Economics 101

Chapter Eight - Keynes vs. Hayek

Section 8 of 12


CHAPTER EIGHT

Keynes vs. Hayek


AFTER THE GREAT Depression wrecked the world economy, the faith in markets didn’t just slip. It snapped.

People were starving. Banks were dead. Governments were panicking.
And for the first time in modern history, the question wasn’t what went wrong, it was who should fix it.

Two men answered.
And they didn’t agree on a damn thing.

British, bold, and brilliant, John Maynard Keynes looked at the wreckage and said:
Markets aren’t gods. They’re animals. And right now, they’re panicking.

His theory was simple, almost blasphemous:

When the economy crashes, the government must spend.

Not later, now.
Not cautiously, aggressively.

Stimulus. Jobs programs. Infrastructure. Direct hiring.
Let the state flood the system with demand and kick-start the engine again.

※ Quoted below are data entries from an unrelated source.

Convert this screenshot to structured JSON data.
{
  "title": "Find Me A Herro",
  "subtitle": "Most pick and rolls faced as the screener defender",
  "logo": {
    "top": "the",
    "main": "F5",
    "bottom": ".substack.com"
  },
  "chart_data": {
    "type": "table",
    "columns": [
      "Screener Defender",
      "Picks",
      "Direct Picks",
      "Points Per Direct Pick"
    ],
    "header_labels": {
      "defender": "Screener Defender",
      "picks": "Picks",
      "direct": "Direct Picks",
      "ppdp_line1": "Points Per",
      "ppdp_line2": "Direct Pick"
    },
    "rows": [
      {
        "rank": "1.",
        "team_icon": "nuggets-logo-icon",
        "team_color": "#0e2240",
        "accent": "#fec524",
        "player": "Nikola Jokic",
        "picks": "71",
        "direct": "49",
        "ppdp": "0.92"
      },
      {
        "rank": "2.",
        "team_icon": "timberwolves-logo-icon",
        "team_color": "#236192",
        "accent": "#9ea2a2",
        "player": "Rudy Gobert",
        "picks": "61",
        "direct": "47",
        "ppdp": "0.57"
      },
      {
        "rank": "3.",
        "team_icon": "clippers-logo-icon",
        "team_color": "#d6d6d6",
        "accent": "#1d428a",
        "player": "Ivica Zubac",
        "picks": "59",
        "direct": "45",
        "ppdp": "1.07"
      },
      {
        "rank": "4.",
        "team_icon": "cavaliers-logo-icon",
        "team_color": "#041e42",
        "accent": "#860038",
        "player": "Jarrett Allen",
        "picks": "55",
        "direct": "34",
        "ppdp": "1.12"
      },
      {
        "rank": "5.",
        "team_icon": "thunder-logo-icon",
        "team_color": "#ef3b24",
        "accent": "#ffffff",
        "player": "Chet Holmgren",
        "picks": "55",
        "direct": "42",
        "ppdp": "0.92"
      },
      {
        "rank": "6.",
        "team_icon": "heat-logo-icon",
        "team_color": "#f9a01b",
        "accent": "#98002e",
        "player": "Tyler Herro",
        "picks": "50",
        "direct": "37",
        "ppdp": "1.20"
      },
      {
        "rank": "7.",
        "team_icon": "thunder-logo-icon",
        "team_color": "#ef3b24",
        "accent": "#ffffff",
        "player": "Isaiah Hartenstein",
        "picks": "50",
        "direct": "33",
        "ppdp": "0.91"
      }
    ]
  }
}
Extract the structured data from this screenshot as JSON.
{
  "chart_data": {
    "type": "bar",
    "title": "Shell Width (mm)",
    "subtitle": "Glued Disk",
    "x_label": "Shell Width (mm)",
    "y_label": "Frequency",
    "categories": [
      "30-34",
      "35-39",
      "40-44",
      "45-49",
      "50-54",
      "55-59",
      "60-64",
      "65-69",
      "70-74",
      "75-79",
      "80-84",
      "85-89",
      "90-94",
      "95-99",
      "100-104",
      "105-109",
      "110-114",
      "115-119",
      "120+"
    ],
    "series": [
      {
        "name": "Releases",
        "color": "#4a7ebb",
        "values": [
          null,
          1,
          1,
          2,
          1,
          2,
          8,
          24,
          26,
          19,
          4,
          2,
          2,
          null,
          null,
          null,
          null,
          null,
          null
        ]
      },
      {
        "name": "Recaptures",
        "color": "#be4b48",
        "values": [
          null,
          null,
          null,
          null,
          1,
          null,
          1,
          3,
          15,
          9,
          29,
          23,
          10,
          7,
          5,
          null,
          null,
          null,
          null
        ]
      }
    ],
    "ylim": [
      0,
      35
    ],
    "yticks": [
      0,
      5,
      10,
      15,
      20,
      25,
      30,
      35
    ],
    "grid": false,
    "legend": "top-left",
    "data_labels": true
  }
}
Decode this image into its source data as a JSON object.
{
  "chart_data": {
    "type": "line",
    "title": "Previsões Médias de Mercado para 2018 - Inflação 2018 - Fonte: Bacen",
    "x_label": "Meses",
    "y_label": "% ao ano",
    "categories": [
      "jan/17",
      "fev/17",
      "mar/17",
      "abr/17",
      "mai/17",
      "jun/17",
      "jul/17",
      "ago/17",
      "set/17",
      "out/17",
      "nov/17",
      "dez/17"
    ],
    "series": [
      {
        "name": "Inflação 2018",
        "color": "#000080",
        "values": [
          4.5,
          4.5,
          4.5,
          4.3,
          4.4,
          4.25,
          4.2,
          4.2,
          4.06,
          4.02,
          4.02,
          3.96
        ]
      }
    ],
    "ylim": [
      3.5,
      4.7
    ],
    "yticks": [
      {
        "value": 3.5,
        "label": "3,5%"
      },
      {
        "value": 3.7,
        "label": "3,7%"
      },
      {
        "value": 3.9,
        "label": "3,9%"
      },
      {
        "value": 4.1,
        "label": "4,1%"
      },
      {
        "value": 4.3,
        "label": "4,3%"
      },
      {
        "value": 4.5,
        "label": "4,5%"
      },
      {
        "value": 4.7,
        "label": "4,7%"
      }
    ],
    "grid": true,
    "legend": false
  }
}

Because if everyone’s scared to spend, then no one does and the system freezes.
The cure? Spend anyway.

He called it counter-cyclical policy.
We call it stimulus.

To Keynes, debt didn’t matter as much during a downturn.
What mattered was getting people working, moving, and buying.

The government wasn’t the problem.
It was the lifeboat.

Austrian, austere, and deeply suspicious of power, Friedrich Hayek looked at the same wreckage and said:
Intervention is the disease, not the cure.

To him, markets were self-correcting organisms.
Pain was part of the healing.

Letting governments interfere? That wasn’t economics, it was a slippery slope to tyranny.

Hayek believed the free market, no matter how chaotic, was better than any top-down control.
Prices, wages, and supply chains would adjust if you let them.

But if the state started picking winners, funding bailouts, and printing money?

You’d end up with inflation, dependency, and a bloated central authority with too much power over your life.

He didn’t want to save the market.
He wanted to protect it from government itself.

Keynes believed in steering the ship.
Hayek believed in letting the storm pass.

Keynes trusted experts and math.
Hayek trusted liberty and limits.

To this day, nearly every economic policy is haunted by this debate.

Do we intervene when things get rough?
Or do we hold the line and suffer through?

Stimulus or austerity.
Welfare or discipline.
Safety net or sink-or-swim.

The truth?

Most governments do both, depending on the weather and who’s in charge.

But the scars of that original debate still shape everything. From how budgets are built to how recessions are managed to how people feel about taxes, handouts, and debt.